Upon taking office, Chris summarily dismisses the entire police force and deputizes his friend Ray Templeton. Being a former drug addict, Ray teaches Chris about narcotics. Chris and Ray crack down on a supply spot and take Booth into custody. Despite stripping his truck into pieces in front of him, Booth reveals nothing. Chris assigns Ray to stand watch over his house in case Hamilton targets his family. Chris remains at the sheriff's office to supervise Booth. Deni visits him, brings him food, and reveals that she quit her job. The next morning, Watkins and his deputies arrive at Chris's office, blow up his truck, and fire upon the building with machine guns. Recognizing his dangerous predicament, Booth pleads for Chris to let him out of his cell. Chris uses the situation as leverage, and Booth reveals that the drug lab is in the cedar mill. Booth is killed immediately by the attackers' indiscriminate fire, but Chris kills the attackers with Deni's help. Chris's parents' house is also attacked, but Ray and Chris's father dispatch the gunmen.

After ensuring their safety, Chris heads for the mill. Hamilton, calmly waiting in a control room, attempts to kill Chris with the mill equipment. Chris drags Hamilton through a trap door with him, and the two fall through a chute. Chris, whose leg is injured, tends to his injury in a nearby forest before Hamilton attacks him with an axe. Chris cripples Hamilton and arrests him. With Ray's assistance, Chris shuts down the casino and reopens the cedar mill.

==Cast==
- Dwayne Johnson (credited as The Rock) as Chris Vaughn Jr., an Army veteran who runs for sheriff in an effort to clean up his hometown
  - Both the character and the story are based on Sheriff Buford Pusser and his time as sheriff of McNairy County, Tennessee. The film is dedicated to his memory.
- Johnny Knoxville as Ray Templeton, Chris's friend and former convict deputized by Chris
- Neal McDonough as Jay Hamilton, Chris's former friend and owner of the casino.

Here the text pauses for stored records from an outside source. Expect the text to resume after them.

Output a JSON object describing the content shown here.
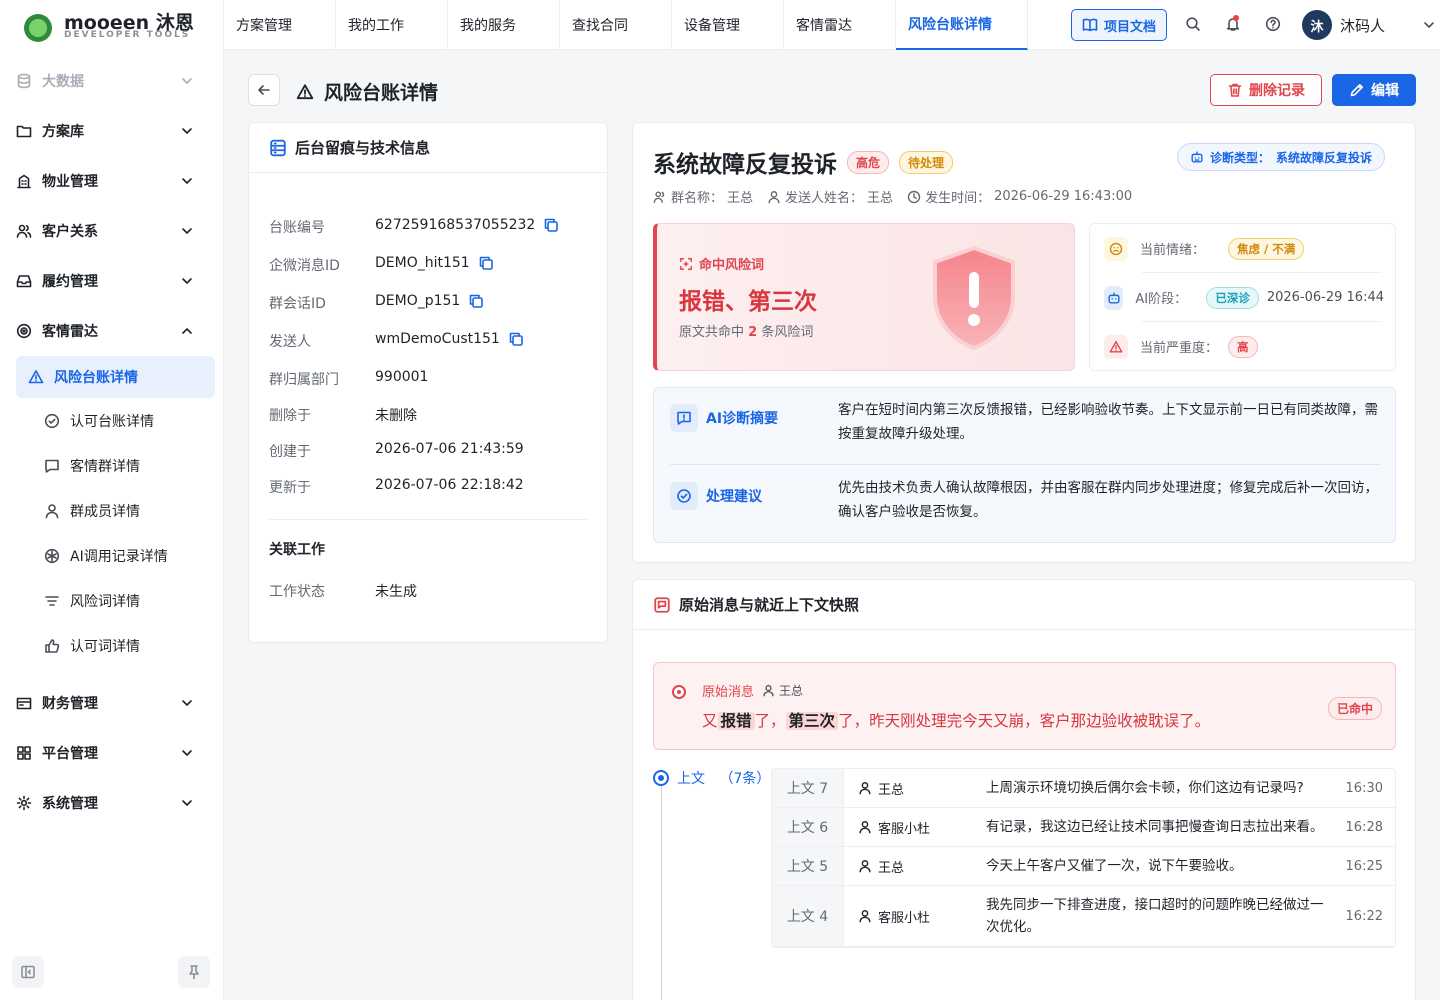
{
  "brand": {
    "name": "mooeen 沐恩",
    "subtitle": "DEVELOPER TOOLS"
  },
  "sidebar": {
    "items": [
      {
        "label": "大数据",
        "icon": "database-icon",
        "dim": true
      },
      {
        "label": "方案库",
        "icon": "folder-icon"
      },
      {
        "label": "物业管理",
        "icon": "building-icon"
      },
      {
        "label": "客户关系",
        "icon": "users-icon"
      },
      {
        "label": "履约管理",
        "icon": "inbox-icon"
      },
      {
        "label": "客情雷达",
        "icon": "radar-icon",
        "expanded": true
      }
    ],
    "sub_items": [
      {
        "label": "风险台账详情",
        "icon": "warning-icon",
        "active": true
      },
      {
        "label": "认可台账详情",
        "icon": "check-circle-icon"
      },
      {
        "label": "客情群详情",
        "icon": "chat-icon"
      },
      {
        "label": "群成员详情",
        "icon": "user-icon"
      },
      {
        "label": "AI调用记录详情",
        "icon": "ai-icon"
      },
      {
        "label": "风险词详情",
        "icon": "filter-icon"
      },
      {
        "label": "认可词详情",
        "icon": "thumbs-up-icon"
      }
    ],
    "bottom_items": [
      {
        "label": "财务管理",
        "icon": "wallet-icon"
      },
      {
        "label": "平台管理",
        "icon": "grid-icon"
      },
      {
        "label": "系统管理",
        "icon": "gear-icon"
      }
    ]
  },
  "topbar": {
    "tabs": [
      "方案管理",
      "我的工作",
      "我的服务",
      "查找合同",
      "设备管理",
      "客情雷达",
      "风险台账详情"
    ],
    "active_tab": 6,
    "docs_label": "项目文档",
    "avatar_text": "沐",
    "user_name": "沐码人"
  },
  "page": {
    "title": "风险台账详情",
    "delete_label": "删除记录",
    "edit_label": "编辑"
  },
  "info_card": {
    "title": "后台留痕与技术信息",
    "fields": [
      {
        "k": "台账编号",
        "v": "627259168537055232",
        "copy": true
      },
      {
        "k": "企微消息ID",
        "v": "DEMO_hit151",
        "copy": true
      },
      {
        "k": "群会话ID",
        "v": "DEMO_p151",
        "copy": true
      },
      {
        "k": "发送人",
        "v": "wmDemoCust151",
        "copy": true
      },
      {
        "k": "群归属部门",
        "v": "990001"
      },
      {
        "k": "删除于",
        "v": "未删除"
      },
      {
        "k": "创建于",
        "v": "2026-07-06 21:43:59"
      },
      {
        "k": "更新于",
        "v": "2026-07-06 22:18:42"
      }
    ],
    "related_title": "关联工作",
    "related_fields": [
      {
        "k": "工作状态",
        "v": "未生成"
      }
    ]
  },
  "ticket": {
    "title": "系统故障反复投诉",
    "level_tag": "高危",
    "status_tag": "待处理",
    "diag_label": "诊断类型：",
    "diag_value": "系统故障反复投诉",
    "group_label": "群名称：",
    "group_value": "王总",
    "sender_label": "发送人姓名：",
    "sender_value": "王总",
    "time_label": "发生时间：",
    "time_value": "2026-06-29 16:43:00",
    "risk": {
      "label": "命中风险词",
      "words": "报错、第三次",
      "count_prefix": "原文共命中",
      "count": "2",
      "count_suffix": "条风险词"
    },
    "states": [
      {
        "label": "当前情绪：",
        "value": "焦虑 / 不满",
        "icon": "emotion-icon",
        "color": "#d18a0b"
      },
      {
        "label": "AI阶段：",
        "value": "已深诊",
        "extra": "2026-06-29 16:44",
        "icon": "robot-icon",
        "color": "#1aa0b8"
      },
      {
        "label": "当前严重度：",
        "value": "高",
        "icon": "alert-icon",
        "color": "#e0464d"
      }
    ],
    "summary": {
      "title": "AI诊断摘要",
      "text": "客户在短时间内第三次反馈报错，已经影响验收节奏。上下文显示前一日已有同类故障，需按重复故障升级处理。"
    },
    "advice": {
      "title": "处理建议",
      "text": "优先由技术负责人确认故障根因，并由客服在群内同步处理进度；修复完成后补一次回访，确认客户验收是否恢复。"
    }
  },
  "context": {
    "title": "原始消息与就近上下文快照",
    "original": {
      "label": "原始消息",
      "sender": "王总",
      "parts": [
        "又",
        "报错",
        "了，",
        "第三次",
        "了，昨天刚处理完今天又崩，客户那边验收被耽误了。"
      ],
      "hit_tag": "已命中"
    },
    "before_label": "上文",
    "before_count": "（7条）",
    "rows": [
      {
        "idx": "上文 7",
        "who": "王总",
        "msg": "上周演示环境切换后偶尔会卡顿，你们这边有记录吗?",
        "time": "16:30"
      },
      {
        "idx": "上文 6",
        "who": "客服小杜",
        "msg": "有记录，我这边已经让技术同事把慢查询日志拉出来看。",
        "time": "16:28"
      },
      {
        "idx": "上文 5",
        "who": "王总",
        "msg": "今天上午客户又催了一次，说下午要验收。",
        "time": "16:25"
      },
      {
        "idx": "上文 4",
        "who": "客服小杜",
        "msg": "我先同步一下排查进度，接口超时的问题昨晚已经做过一次优化。",
        "time": "16:22"
      }
    ]
  }
}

He is also the head of the drug trade in the town
- Michael Bowen as Sheriff Stan Watkins, a corrupt sheriff who allows Hamilton and his men to run the casino undisturbed as a front for their drug dealing
- Kevin Durand as J.W. Booth, the head of security at the casino and one of Hamilton's dealers
- Kristen Wilson as Michelle Vaughn, Chris's sister and paramedic
- Ashley Scott as Deni, Chris's friend and love interest, who worked at the casino as a stripper
- Barbara Tarbuck as Connie Vaughn, Chris's mother
- Khleo Thomas as Pete Vaughn, Michelle's son, and Chris's nephew
- John Beasley as Chris Vaughn Sr., Chris's father
- Cobie Smulders as Exotic Beauty, one of the employees at the casino

==Reception==
Based on 134 reviews collected by the film review aggregator Rotten Tomatoes, 27% of critics gave Walking Tall a positive review, with an average rating of 5.4/10. The site's critics consensus reads: "The Rock makes a competent hero, but the movie is content to let a 2×4 do all the talking." Metacritic gave the film a score of 44 out of 100 based on 31 critics, indicating "mixed or average reviews". Audiences polled by CinemaScore gave the film an average grade of "B+" on an A+ to F scale.

The film grossed $57 million worldwide, with a budget of $46 million.

==Sequels==
Walking Tall: The Payback and Walking Tall: Lone Justice are two direct-to-video sequels that have been released starring Kevin Sorbo.

==Home media==
The film was released on DVD and VHS on September 28, 2004, by MGM Home Entertainment. MGM later released it on Blu-ray on June 2, 2009. It was later released on Ultra HD Blu-ray on December 9, 2025, by Kino Lorber.